Ermeneutica della fica ed altri deliri

Ma senti, ma tu di farti una famiglia ci pensi, cioè sì, certo, afferma il Sa-aaarti che va a puttane stradali tutte le sere perché il pompino straniero della buona notte lo rilassa, beh, dico io, io non ci penso o meglio ci penso e mi reputo fortunato a non averne una, ma perchè, chiede il Max con in mano il ventiquattresimo limoncello, perché ci sono già io a deludere le mie attese, non ho bisogno di supporti, tantomeno generati da me, sei un cinico del cazzo Taziun, mi risponde buttando giù quel simil catarro giallastro, boh, dico io, mi avete chiesto e vi ho detto, no, per me è importante invece, dice il verginale Umbe che ha già mari di progetti nel cassetto, con protagonisti lui e la sua nubenda inviolabile, ma poi arriva tale Letizia, nuova cameriera e, quando va via, il Sa-aaarti commenta “bella figa, al che il Max dice ma figa o fica? e il Sa-aaarti sentenzia: figa, è solo il Taz e i porno che la chiamano fica.

Momento.
Il Professor Tazianti si sente chiamato in causa.
A mio avviso la realtà dei fatti è che si dice fica, poiché probabilmente il lemma deriva da ficcare, con esplicito riferimento all’atto della penetrazione.
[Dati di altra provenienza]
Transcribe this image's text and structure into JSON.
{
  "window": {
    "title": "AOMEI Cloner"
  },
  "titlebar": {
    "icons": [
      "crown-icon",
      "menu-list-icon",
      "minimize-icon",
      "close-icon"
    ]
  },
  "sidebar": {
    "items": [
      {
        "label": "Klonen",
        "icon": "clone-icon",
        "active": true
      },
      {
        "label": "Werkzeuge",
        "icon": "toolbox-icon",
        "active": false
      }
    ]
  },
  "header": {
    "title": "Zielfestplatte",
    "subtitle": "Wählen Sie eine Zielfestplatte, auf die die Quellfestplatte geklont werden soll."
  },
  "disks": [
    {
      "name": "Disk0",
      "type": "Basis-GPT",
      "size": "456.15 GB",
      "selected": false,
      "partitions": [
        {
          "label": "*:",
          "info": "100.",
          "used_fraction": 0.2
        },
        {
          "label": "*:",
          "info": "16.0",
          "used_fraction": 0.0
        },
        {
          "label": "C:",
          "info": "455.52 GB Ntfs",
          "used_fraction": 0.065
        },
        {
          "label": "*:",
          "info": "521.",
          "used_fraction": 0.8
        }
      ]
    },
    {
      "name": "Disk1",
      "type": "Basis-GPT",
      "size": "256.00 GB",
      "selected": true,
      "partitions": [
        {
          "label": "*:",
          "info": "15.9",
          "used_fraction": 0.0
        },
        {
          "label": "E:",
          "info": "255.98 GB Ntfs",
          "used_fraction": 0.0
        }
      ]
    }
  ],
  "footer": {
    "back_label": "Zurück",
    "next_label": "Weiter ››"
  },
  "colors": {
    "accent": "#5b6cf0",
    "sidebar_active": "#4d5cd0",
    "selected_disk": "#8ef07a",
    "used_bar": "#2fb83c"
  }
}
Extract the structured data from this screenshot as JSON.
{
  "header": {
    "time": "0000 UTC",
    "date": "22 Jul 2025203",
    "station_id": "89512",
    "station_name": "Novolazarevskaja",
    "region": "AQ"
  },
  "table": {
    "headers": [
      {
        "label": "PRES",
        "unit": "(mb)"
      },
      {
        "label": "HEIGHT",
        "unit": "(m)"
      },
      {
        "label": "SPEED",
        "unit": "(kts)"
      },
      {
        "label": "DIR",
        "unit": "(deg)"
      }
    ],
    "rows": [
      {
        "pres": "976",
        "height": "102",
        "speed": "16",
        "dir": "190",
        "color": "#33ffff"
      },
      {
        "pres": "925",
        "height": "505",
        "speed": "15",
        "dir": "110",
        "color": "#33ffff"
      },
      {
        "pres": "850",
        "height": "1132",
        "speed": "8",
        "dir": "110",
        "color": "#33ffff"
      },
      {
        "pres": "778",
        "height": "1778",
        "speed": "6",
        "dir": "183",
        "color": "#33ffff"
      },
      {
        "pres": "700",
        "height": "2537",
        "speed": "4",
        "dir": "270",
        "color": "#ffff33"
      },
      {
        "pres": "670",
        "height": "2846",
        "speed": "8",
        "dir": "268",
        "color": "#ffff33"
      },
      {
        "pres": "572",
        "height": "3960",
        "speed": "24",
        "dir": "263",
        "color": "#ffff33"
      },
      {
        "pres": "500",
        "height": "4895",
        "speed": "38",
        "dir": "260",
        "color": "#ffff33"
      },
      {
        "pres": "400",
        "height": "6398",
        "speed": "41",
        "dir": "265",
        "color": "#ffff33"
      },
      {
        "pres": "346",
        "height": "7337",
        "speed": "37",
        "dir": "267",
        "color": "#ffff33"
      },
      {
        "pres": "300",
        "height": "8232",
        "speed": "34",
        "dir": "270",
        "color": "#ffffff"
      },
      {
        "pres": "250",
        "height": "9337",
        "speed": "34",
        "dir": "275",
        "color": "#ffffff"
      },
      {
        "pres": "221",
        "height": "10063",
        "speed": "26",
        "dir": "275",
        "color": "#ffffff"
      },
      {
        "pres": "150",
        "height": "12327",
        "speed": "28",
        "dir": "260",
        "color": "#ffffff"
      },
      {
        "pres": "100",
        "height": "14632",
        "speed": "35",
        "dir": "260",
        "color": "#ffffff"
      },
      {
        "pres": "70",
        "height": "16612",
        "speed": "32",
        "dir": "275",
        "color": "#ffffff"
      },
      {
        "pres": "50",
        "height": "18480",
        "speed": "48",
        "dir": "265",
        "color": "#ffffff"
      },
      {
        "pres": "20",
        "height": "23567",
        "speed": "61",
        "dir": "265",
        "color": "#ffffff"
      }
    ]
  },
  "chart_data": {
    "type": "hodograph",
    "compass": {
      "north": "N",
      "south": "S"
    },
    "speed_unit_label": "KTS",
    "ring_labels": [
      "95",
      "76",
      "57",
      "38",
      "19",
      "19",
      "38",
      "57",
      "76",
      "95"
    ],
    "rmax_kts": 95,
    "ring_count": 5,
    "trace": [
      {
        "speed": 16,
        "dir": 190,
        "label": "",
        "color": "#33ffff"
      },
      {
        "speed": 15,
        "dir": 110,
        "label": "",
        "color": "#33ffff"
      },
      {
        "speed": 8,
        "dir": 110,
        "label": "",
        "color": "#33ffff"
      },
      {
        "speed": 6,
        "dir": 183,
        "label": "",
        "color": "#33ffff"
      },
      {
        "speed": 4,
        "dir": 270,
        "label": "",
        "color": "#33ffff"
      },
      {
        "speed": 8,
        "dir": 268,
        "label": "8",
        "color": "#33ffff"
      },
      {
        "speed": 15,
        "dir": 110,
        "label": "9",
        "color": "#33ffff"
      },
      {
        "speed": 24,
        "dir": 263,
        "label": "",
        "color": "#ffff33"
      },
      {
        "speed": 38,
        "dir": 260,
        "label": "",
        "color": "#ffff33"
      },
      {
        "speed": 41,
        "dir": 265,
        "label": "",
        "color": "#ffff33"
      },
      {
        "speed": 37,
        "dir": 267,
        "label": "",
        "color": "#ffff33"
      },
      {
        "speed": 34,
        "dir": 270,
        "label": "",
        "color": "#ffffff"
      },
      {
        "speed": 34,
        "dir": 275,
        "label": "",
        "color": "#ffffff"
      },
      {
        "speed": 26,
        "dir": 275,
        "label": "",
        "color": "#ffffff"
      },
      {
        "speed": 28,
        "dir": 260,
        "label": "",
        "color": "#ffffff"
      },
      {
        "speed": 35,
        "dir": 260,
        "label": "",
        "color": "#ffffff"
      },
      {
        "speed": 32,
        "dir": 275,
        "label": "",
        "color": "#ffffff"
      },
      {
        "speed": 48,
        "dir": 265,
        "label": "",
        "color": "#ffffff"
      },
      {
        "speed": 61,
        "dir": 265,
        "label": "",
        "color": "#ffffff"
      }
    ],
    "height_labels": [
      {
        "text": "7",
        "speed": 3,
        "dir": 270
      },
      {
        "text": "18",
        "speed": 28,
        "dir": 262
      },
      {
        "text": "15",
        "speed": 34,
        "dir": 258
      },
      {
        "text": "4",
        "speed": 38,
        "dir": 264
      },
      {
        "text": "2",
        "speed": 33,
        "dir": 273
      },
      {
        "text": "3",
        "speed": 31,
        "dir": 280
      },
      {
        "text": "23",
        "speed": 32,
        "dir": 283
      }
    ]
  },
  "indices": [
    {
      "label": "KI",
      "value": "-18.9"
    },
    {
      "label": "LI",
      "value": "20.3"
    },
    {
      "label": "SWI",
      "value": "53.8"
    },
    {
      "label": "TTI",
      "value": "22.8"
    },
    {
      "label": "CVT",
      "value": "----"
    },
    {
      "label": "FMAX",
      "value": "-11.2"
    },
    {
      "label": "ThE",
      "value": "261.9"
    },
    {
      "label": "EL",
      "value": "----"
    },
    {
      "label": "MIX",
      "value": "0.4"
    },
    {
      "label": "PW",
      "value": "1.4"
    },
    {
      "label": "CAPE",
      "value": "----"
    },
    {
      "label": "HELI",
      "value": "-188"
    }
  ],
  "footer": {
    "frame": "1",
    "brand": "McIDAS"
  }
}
Ma allora siamo tutti dei salami al mondo che la chiamiamo figa, fiigona, figata eccetera, incalza l’incolto Sa-aaarti. Forse sì, dico io, magarie perchè il fico maturo che si spacca e ricorda la fregna, ed in dialetto lo si è storpiato con fig, fico.
E allora quando si dice che un uomo è un figo? Anche lì, incalzo andando a braccio senza il benché minino riferimento, la storpiatura nasce da un’ipotetica azione che questo bell’uomo, irresistibile appena meno del sottoscritto, compie nell’organo femminile: lo ficco dentro. Il suo ampio agire, poi, lo identifica col suo atto, da cui ficco, fico.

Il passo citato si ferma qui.